The spontaneous assembly of nanoscale building blocks into continuous semi-permeable membranes is a key requirement for the structuration of synthetic protocells. Engineering the functionality and programmability of these building units provides a step towards more complex cell-like entities with adaptive membrane properties. Inspired by the central role of protein (lectin)-carbohydrate interactions in cellular recognition and adhesion, we fabricate semi-permeable polysaccharide-polymer microcapsules (polysaccharidosomes) with intrinsic lectin-binding properties. We employ amphiphilic polysaccharide-polymer membrane building blocks endowed with intrinsic bio-orthogonal lectin-glycan recognition sites to facilitate the reversible non-covalent docking of functionalized polymer or zeolitic nanoparticles on the polysaccharidosomes.

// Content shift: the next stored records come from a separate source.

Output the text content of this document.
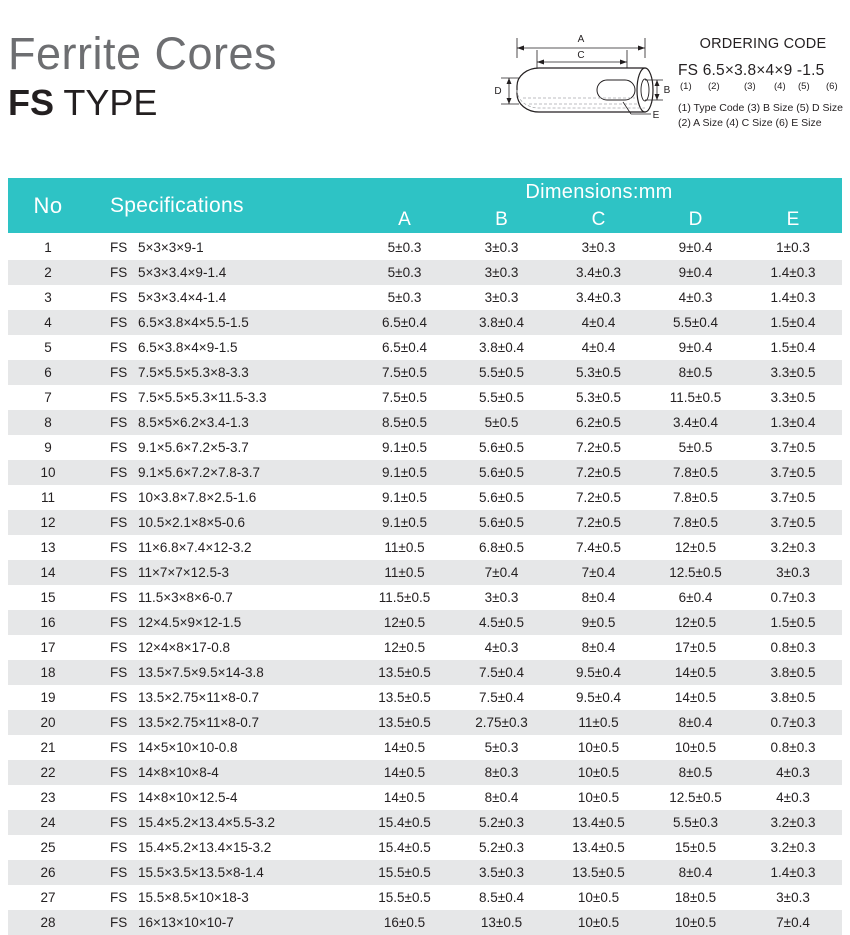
Ferrite Cores
FS TYPE
A
C
B
D
E
ORDERING CODE
FS 6.5×3.8×4×9 -1.5
(1) (2)	(3) (4) (5) (6)
(1) Type Code (3) B Size (5) D Size
(2) A Size (4) C Size (6) E Size
No	Specifications	Dimensions:mm				
		A	B	C	D	E

1	FS 5×3×3×9-1	5±0.3	3±0.3	3±0.3	9±0.4	1±0.3
2	FS 5×3×3.4×9-1.4	5±0.3	3±0.3	3.4±0.3	9±0.4	1.4±0.3
3	FS 5×3×3.4×4-1.4	5±0.3	3±0.3	3.4±0.3	4±0.3	1.4±0.3
4	FS 6.5×3.8×4×5.5-1.5	6.5±0.4	3.8±0.4	4±0.4	5.5±0.4	1.5±0.4
5	FS 6.5×3.8×4×9-1.5	6.5±0.4	3.8±0.4	4±0.4	9±0.4	1.5±0.4
6	FS 7.5×5.5×5.3×8-3.3	7.5±0.5	5.5±0.5	5.3±0.5	8±0.5	3.3±0.5
7	FS 7.5×5.5×5.3×11.5-3.3	7.5±0.5	5.5±0.5	5.3±0.5	11.5±0.5	3.3±0.5
8	FS 8.5×5×6.2×3.4-1.3	8.5±0.5	5±0.5	6.2±0.5	3.4±0.4	1.3±0.4
9	FS 9.1×5.6×7.2×5-3.7	9.1±0.5	5.6±0.5	7.2±0.5	5±0.5	3.7±0.5
10	FS 9.1×5.6×7.2×7.8-3.7	9.1±0.5	5.6±0.5	7.2±0.5	7.8±0.5	3.7±0.5
11	FS 10×3.8×7.8×2.5-1.6	9.1±0.5	5.6±0.5	7.2±0.5	7.8±0.5	3.7±0.5
12	FS 10.5×2.1×8×5-0.6	9.1±0.5	5.6±0.5	7.2±0.5	7.8±0.5	3.7±0.5
13	FS 11×6.8×7.4×12-3.2	11±0.5	6.8±0.5	7.4±0.5	12±0.5	3.2±0.3
14	FS 11×7×7×12.5-3	11±0.5	7±0.4	7±0.4	12.5±0.5	3±0.3
15	FS 11.5×3×8×6-0.7	11.5±0.5	3±0.3	8±0.4	6±0.4	0.7±0.3
16	FS 12×4.5×9×12-1.5	12±0.5	4.5±0.5	9±0.5	12±0.5	1.5±0.5
17	FS 12×4×8×17-0.8	12±0.5	4±0.3	8±0.4	17±0.5	0.8±0.3
18	FS 13.5×7.5×9.5×14-3.8	13.5±0.5	7.5±0.4	9.5±0.4	14±0.5	3.8±0.5
19	FS 13.5×2.75×11×8-0.7	13.5±0.5	7.5±0.4	9.5±0.4	14±0.5	3.8±0.5
20	FS 13.5×2.75×11×8-0.7	13.5±0.5	2.75±0.3	11±0.5	8±0.4	0.7±0.3
21	FS 14×5×10×10-0.8	14±0.5	5±0.3	10±0.5	10±0.5	0.8±0.3
22	FS 14×8×10×8-4	14±0.5	8±0.3	10±0.5	8±0.5	4±0.3
23	FS 14×8×10×12.5-4	14±0.5	8±0.4	10±0.5	12.5±0.5	4±0.3
24	FS 15.4×5.2×13.4×5.5-3.2	15.4±0.5	5.2±0.3	13.4±0.5	5.5±0.3	3.2±0.3
25	FS 15.4×5.2×13.4×15-3.2	15.4±0.5	5.2±0.3	13.4±0.5	15±0.5	3.2±0.3
26	FS 15.5×3.5×13.5×8-1.4	15.5±0.5	3.5±0.3	13.5±0.5	8±0.4	1.4±0.3
27	FS 15.5×8.5×10×18-3	15.5±0.5	8.5±0.4	10±0.5	18±0.5	3±0.3
28	FS 16×13×10×10-7	16±0.5	13±0.5	10±0.5	10±0.5	7±0.4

We show that the programmed attachment of enzyme-loaded nanoparticles gives rise to a membrane-gated spatially localized cascade reaction within the protocells due to the thermoresponsiveness of the polysaccharidosome membrane, and demonstrate that extended closely packed networks are produced via reversible lectin-mediated adhesion between the protocells. Our results provide a step towards nanoscale engineering of bioinspired cell-like materials and could have longer term applications in synthetic virology, protobiology and micro-biosensor and micro-bioreactor technologies.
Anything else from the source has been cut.